A China afirma ter descoberto um novo estado da matéria no núcleo da Terra — e isso resolve um grande enigma

Resumo rápido: a China publicou em dezembro de 2025 uma experiência que reproduziu as condições do núcleo interno e identificou um novo estado da matéria ali presente. A descoberta ajuda a explicar um antigo enigma sísmico: como o centro da Terra pode ser ao mesmo tempo rígido e surpreendentemente flexível.

Olha, basta imaginar a equipa do laboratório como uma oficina onde se recriam pressões absurdas para ver o que realmente acontece debaixo dos nossos pés.

Como a China detectou o novo estado da matéria no núcleo da Terra

Equipes da Universidade de Sichuan e do Instituto de Geoquímica da Academia Chinesa de Ciências simularam condições de cerca de 33 milhões de atmosferas e temperaturas equivalentes às do centro da Terra. Os testes permitiram observar diretamente uma liga ferro-carbono em que o carbono se move livremente através de uma estrutura de ferro rígida.

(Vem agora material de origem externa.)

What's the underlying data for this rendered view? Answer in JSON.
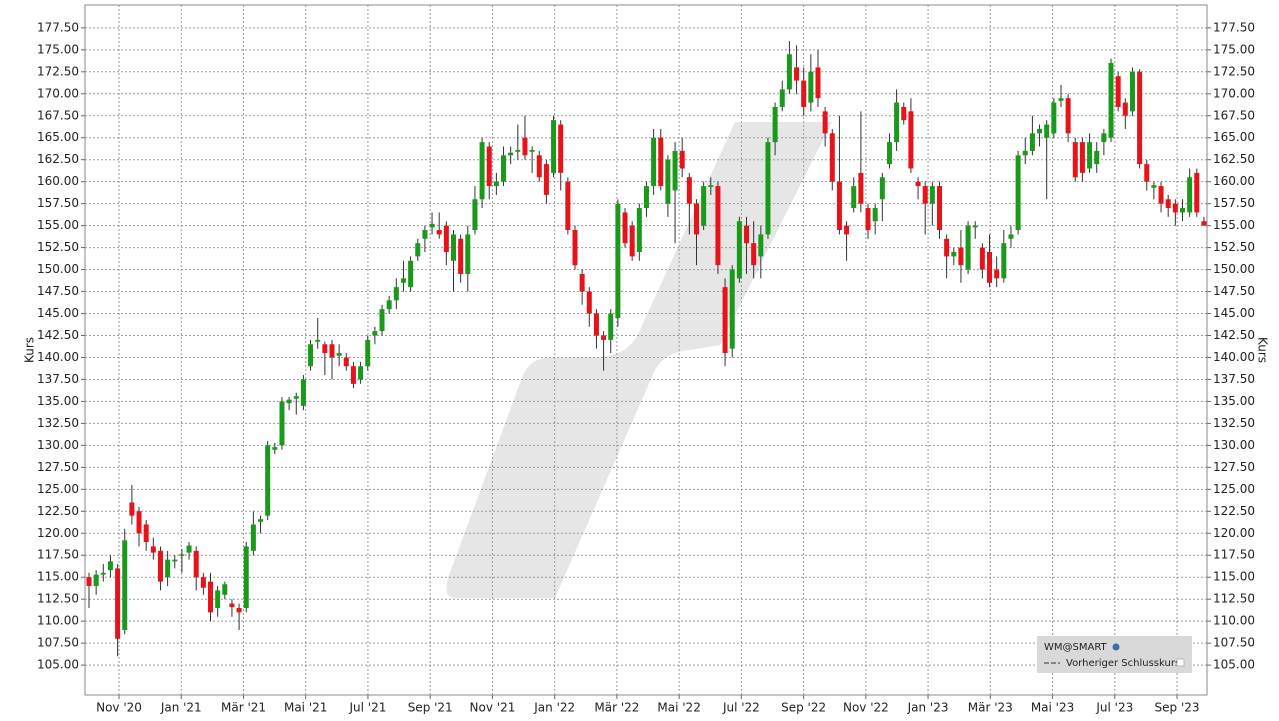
{
  "chart_data": {
    "type": "candlestick",
    "y_axis_label": "Kurs",
    "legend": {
      "title": "WM@SMART",
      "items": [
        "Vorheriger Schlusskurs"
      ]
    },
    "up_color": "#1a9a1a",
    "down_color": "#e8121a",
    "grid": true,
    "ylim": [
      101.6,
      180.1
    ],
    "yticks": [
      {
        "value": 105,
        "label": "105.00"
      },
      {
        "value": 107.5,
        "label": "107.50"
      },
      {
        "value": 110,
        "label": "110.00"
      },
      {
        "value": 112.5,
        "label": "112.50"
      },
      {
        "value": 115,
        "label": "115.00"
      },
      {
        "value": 117.5,
        "label": "117.50"
      },
      {
        "value": 120,
        "label": "120.00"
      },
      {
        "value": 122.5,
        "label": "122.50"
      },
      {
        "value": 125,
        "label": "125.00"
      },
      {
        "value": 127.5,
        "label": "127.50"
      },
      {
        "value": 130,
        "label": "130.00"
      },
      {
        "value": 132.5,
        "label": "132.50"
      },
      {
        "value": 135,
        "label": "135.00"
      },
      {
        "value": 137.5,
        "label": "137.50"
      },
      {
        "value": 140,
        "label": "140.00"
      },
      {
        "value": 142.5,
        "label": "142.50"
      },
      {
        "value": 145,
        "label": "145.00"
      },
      {
        "value": 147.5,
        "label": "147.50"
      },
      {
        "value": 150,
        "label": "150.00"
      },
      {
        "value": 152.5,
        "label": "152.50"
      },
      {
        "value": 155,
        "label": "155.00"
      },
      {
        "value": 157.5,
        "label": "157.50"
      },
      {
        "value": 160,
        "label": "160.00"
      },
      {
        "value": 162.5,
        "label": "162.50"
      },
      {
        "value": 165,
        "label": "165.00"
      },
      {
        "value": 167.5,
        "label": "167.50"
      },
      {
        "value": 170,
        "label": "170.00"
      },
      {
        "value": 172.5,
        "label": "172.50"
      },
      {
        "value": 175,
        "label": "175.00"
      },
      {
        "value": 177.5,
        "label": "177.50"
      }
    ],
    "xlim": [
      -0.56,
      156.43
    ],
    "xticks": [
      {
        "value": 4.2,
        "label": "Nov '20"
      },
      {
        "value": 12.91,
        "label": "Jan '21"
      },
      {
        "value": 21.62,
        "label": "Mär '21"
      },
      {
        "value": 30.32,
        "label": "Mai '21"
      },
      {
        "value": 39.03,
        "label": "Jul '21"
      },
      {
        "value": 47.74,
        "label": "Sep '21"
      },
      {
        "value": 56.45,
        "label": "Nov '21"
      },
      {
        "value": 65.16,
        "label": "Jan '22"
      },
      {
        "value": 73.86,
        "label": "Mär '22"
      },
      {
        "value": 82.57,
        "label": "Mai '22"
      },
      {
        "value": 91.28,
        "label": "Jul '22"
      },
      {
        "value": 99.99,
        "label": "Sep '22"
      },
      {
        "value": 108.7,
        "label": "Nov '22"
      },
      {
        "value": 117.4,
        "label": "Jan '23"
      },
      {
        "value": 126.11,
        "label": "Mär '23"
      },
      {
        "value": 134.82,
        "label": "Mai '23"
      },
      {
        "value": 143.53,
        "label": "Jul '23"
      },
      {
        "value": 152.24,
        "label": "Sep '23"
      }
    ],
    "open": [
      115,
      114,
      115.3,
      115.8,
      116,
      109,
      123.5,
      122.5,
      121,
      118.5,
      118,
      115,
      116.8,
      117.5,
      117.8,
      118,
      115,
      114.5,
      111.5,
      113,
      112,
      111.5,
      111.5,
      118,
      121.3,
      122,
      129.5,
      130,
      134.8,
      135.3,
      134.5,
      139,
      141.8,
      141.5,
      141.5,
      140.2,
      140,
      139,
      137.5,
      139,
      142.5,
      143,
      145.5,
      146.5,
      148.5,
      148,
      151.5,
      153.5,
      154.8,
      154.5,
      155,
      151,
      153.5,
      149.5,
      154.5,
      158,
      164,
      159.5,
      160,
      163,
      163.4,
      165,
      163.4,
      163,
      162,
      161,
      166.5,
      160,
      154.5,
      149.5,
      147.5,
      145,
      142.5,
      142,
      144.5,
      156.5,
      155,
      152,
      157,
      159.5,
      165,
      157.5,
      159,
      163.5,
      160.5,
      157.5,
      155,
      159.4,
      159.5,
      148,
      141,
      149,
      155,
      153,
      151.5,
      154,
      164.5,
      168.5,
      170.5,
      173,
      171.5,
      169,
      173,
      168,
      165.5,
      160,
      155,
      157,
      161,
      157,
      155.5,
      158,
      162,
      164.5,
      168.5,
      168,
      160,
      159.5,
      157.5,
      159.5,
      153.5,
      151.5,
      152.5,
      150,
      154.8,
      152.5,
      152,
      150,
      149,
      153.5,
      154.5,
      163,
      163.5,
      165.5,
      165,
      165.5,
      169.2,
      169.5,
      164.5,
      164.5,
      161.5,
      162,
      164.5,
      165,
      172,
      169,
      168,
      172.5,
      162,
      159.3,
      159.5,
      158,
      157.5,
      156.5,
      156.5,
      161,
      155.5
    ],
    "high": [
      115.5,
      115.8,
      116.5,
      117.5,
      116.5,
      120.5,
      125.5,
      123,
      121.5,
      119.5,
      118.5,
      118,
      117.5,
      118.2,
      119,
      118.5,
      115.5,
      115.5,
      114,
      114.5,
      112.5,
      112,
      119,
      122.5,
      122,
      130.5,
      130.3,
      135.5,
      135.5,
      136,
      138,
      142,
      144.5,
      141.8,
      142,
      141.5,
      140.5,
      139.5,
      139.5,
      142.5,
      143.5,
      146,
      147,
      149,
      151,
      151.5,
      153.5,
      155,
      156.5,
      156.5,
      155.5,
      154.5,
      154,
      155,
      159.5,
      165,
      164.5,
      161,
      164,
      164,
      166.5,
      167.5,
      164,
      163.5,
      162.5,
      167.5,
      167,
      160.5,
      155,
      150,
      148,
      145.5,
      143,
      145.5,
      158,
      157,
      155.5,
      157.5,
      160,
      166,
      166,
      163,
      164.5,
      165,
      161,
      158,
      160,
      160.5,
      160,
      149,
      150.5,
      156,
      156,
      155.5,
      155,
      165,
      169,
      171.5,
      176,
      175.5,
      173,
      174.5,
      175,
      168.5,
      166,
      167.5,
      155.5,
      160.5,
      168,
      157.5,
      157.5,
      161,
      165.5,
      170.5,
      169,
      169.5,
      160.5,
      160,
      160,
      160,
      154,
      152.5,
      154.5,
      155.5,
      155.5,
      153,
      154,
      151.5,
      154.5,
      155,
      163.5,
      165,
      167.5,
      166.5,
      167,
      169.5,
      171,
      170,
      165,
      165,
      165.5,
      164.5,
      166,
      174,
      172.5,
      169.5,
      173,
      172.8,
      162.5,
      160,
      160,
      158.5,
      158,
      158,
      161.5,
      161.5,
      156
    ],
    "low": [
      111.5,
      113,
      114.5,
      115,
      106,
      108.5,
      121,
      118.5,
      118,
      117,
      113.5,
      114,
      116,
      115.5,
      117,
      113.5,
      113,
      110,
      110.5,
      112.5,
      110.5,
      109,
      111,
      117.5,
      120,
      121.5,
      129,
      129.5,
      134,
      133.5,
      134,
      138.5,
      141,
      138,
      137.5,
      139,
      138.5,
      136.5,
      137,
      138.5,
      141.5,
      142.5,
      145,
      145.5,
      147.5,
      147.5,
      151,
      152,
      154,
      153.5,
      150.5,
      147.5,
      148.5,
      147.5,
      154,
      157,
      158,
      158.5,
      159.5,
      162,
      162.5,
      162.5,
      161,
      160,
      157.5,
      160.5,
      159,
      154,
      150,
      146,
      143.5,
      141,
      138.5,
      140.5,
      143.5,
      152.5,
      151,
      151,
      156,
      158.5,
      159,
      156,
      153,
      160.5,
      154,
      150.5,
      154.5,
      158.5,
      149.5,
      139,
      140,
      148.5,
      149.5,
      149,
      149,
      153.5,
      163,
      168,
      170,
      170,
      167.5,
      168,
      168.5,
      164,
      159,
      154,
      151,
      156.5,
      156.5,
      153.5,
      154,
      155.5,
      161.5,
      163.5,
      166.5,
      161,
      158,
      154,
      155,
      153.5,
      149,
      150.5,
      148.5,
      149.5,
      153.5,
      149,
      148,
      148,
      148.5,
      152.5,
      154,
      162,
      163,
      164,
      158,
      165,
      168.5,
      164.5,
      160,
      160,
      161,
      161,
      163,
      164.5,
      168,
      166,
      167.5,
      161.5,
      159,
      158,
      156.5,
      156,
      155,
      155.5,
      156,
      156,
      155
    ],
    "close": [
      114,
      115.3,
      115.5,
      116.8,
      108,
      119.2,
      122,
      120,
      119,
      117.8,
      114.5,
      117,
      117,
      117.6,
      118.6,
      115,
      113.8,
      111,
      113.5,
      114.2,
      111.6,
      111,
      118.5,
      121,
      121.6,
      130,
      129.8,
      135,
      135.2,
      135.6,
      137.5,
      141.5,
      142,
      140.5,
      140,
      140.5,
      139,
      137,
      139,
      142,
      143,
      145.5,
      146.5,
      148,
      149,
      151,
      153,
      154.5,
      155.2,
      154,
      152,
      154,
      149.5,
      154,
      158,
      164.5,
      159.5,
      160,
      163,
      163.3,
      163.6,
      163,
      163.6,
      160.5,
      158.5,
      167,
      161,
      154.5,
      150.5,
      147.5,
      145,
      142.5,
      142,
      145,
      157.5,
      153,
      151.5,
      157,
      159.5,
      165,
      159.5,
      162.5,
      163.5,
      161.5,
      157.5,
      154,
      159.5,
      159.6,
      150.5,
      140.5,
      150,
      155.5,
      153,
      150.5,
      154,
      164.5,
      168.5,
      170.5,
      174.5,
      171.5,
      168.5,
      172.5,
      169.5,
      165.5,
      160,
      154.5,
      154,
      159.5,
      157.5,
      154.5,
      157,
      160.5,
      164.5,
      169,
      167,
      161.5,
      159.5,
      157.5,
      159.5,
      154.5,
      151.5,
      152,
      150.5,
      155,
      155,
      150,
      148.5,
      149,
      153,
      154,
      163,
      163.5,
      165.5,
      166,
      166.5,
      169,
      169.5,
      165.5,
      160.5,
      161,
      164.5,
      163.5,
      165.5,
      173.5,
      168.5,
      167.5,
      172.5,
      162,
      160,
      159.6,
      157.5,
      157,
      156.5,
      157,
      160.5,
      156.5,
      155
    ]
  }
}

Pronto: esse comportamento foi documentado num artigo publicado na National Science Review e confirma previsões teóricas feitas desde 2022.

O que é o estado superiônico e por que isso muda a sismologia

No estado superiônico coexistem ordem estrutural e mobilidade atómica. O carbono atua como um fluido dentro de uma rede metálica estável, o que reduz a velocidade de cisalhamento das ondas sísmicas.

Como explicar isso no terreno? Marta, uma geóloga fictícia de Braga, lembra que amostras e modelos antigos falhavam em reconciliar firmeza e maleabilidade do núcleo. Agora há uma explicação física que encaixa com dados sísmicos observados há décadas.

Esse achado dá sentido a anomalias sísmicas e abre caminho para melhorar previsões de dinâmicas internas que influenciam tremores e atividade vulcânica.

Implicações práticas e curiosas do novo estado da matéria no núcleo

Além de geofísica, o conceito inspira materiais com partes móveis dentro de redes rígidas — lembra as experiências europeias com nanopartículas e grafeno que mostram fases híbridas. Isso pode influenciar ligas metálicas e tecnologias magnéticas no futuro.

Tu perguntaras: isso muda o campo magnético? Indiretamente pode, porque a dinâmica interna afeta a convecção e, por fim, a geração magnética do planeta.

Insight final: entender o estado superiônico é chave para ligar modelos teóricos a sinais sísmicos reais — e oferece novas ideias para materiais avançados.